Still, Labor notably didn’t use the report as an opportunity to kick the government particularly hard on climate — save a few tweets from Bowen.

Muted response

The Australia Institute’s climate and energy program director Richie Merzian said the political response to the report was muted, despite the current crisis clearly reflecting the authors’ warnings.

“The report is timed with, ironically, a massive, extreme weather event that is linked to climate change. It’s crystal clear we’re going to get more floods,” he said.

In pure political terms, the response from both parties makes sense. When the last report was released, Morrison was still trying to lay the groundwork to sell his emissions reduction “plan” both to the electorate and recalcitrant Nationals. Now, any mention of climate reminds voters of another source of deep division within the Coalition ranks, and a net zero package even big business thought was inadequate.

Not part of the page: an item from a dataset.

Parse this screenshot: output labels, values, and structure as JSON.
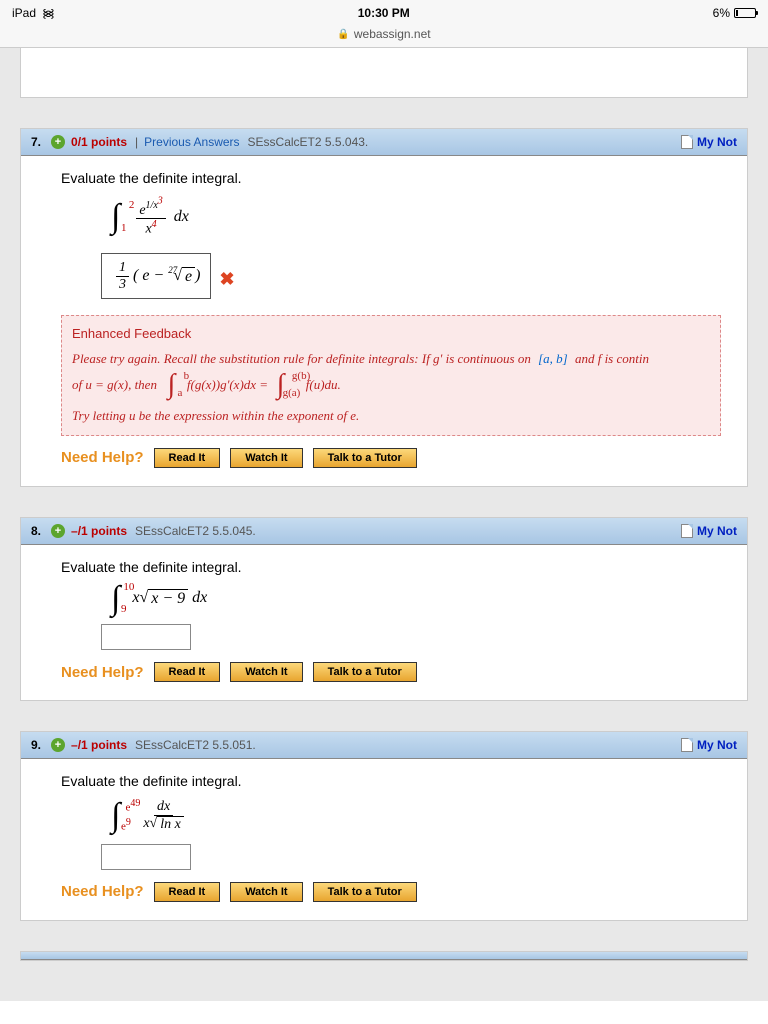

For Labor, going too hard on climate risks being hit with the kind of scare campaign that saw them blown away in Queensland at the last election. The opposition hopes its “goldilocks” plan to lower emissions 43% by 2030 is enough to appear both ambitious and non-threatening, while giving it room to avoid the dreaded climate wedge.

All this means is that the major parties are reluctant to join the dots between the current crisis and the bigger climate emergency. For Merzian, politicians’ reluctance to go near climate during an emergency is a sign of how polarised and antagonistic the debate has become.

“Climate change has been so politicised in Australia that there isn’t even the breathing space to have the discussion,” he said.

“We’ve made climate a taboo alongside religion and politics.”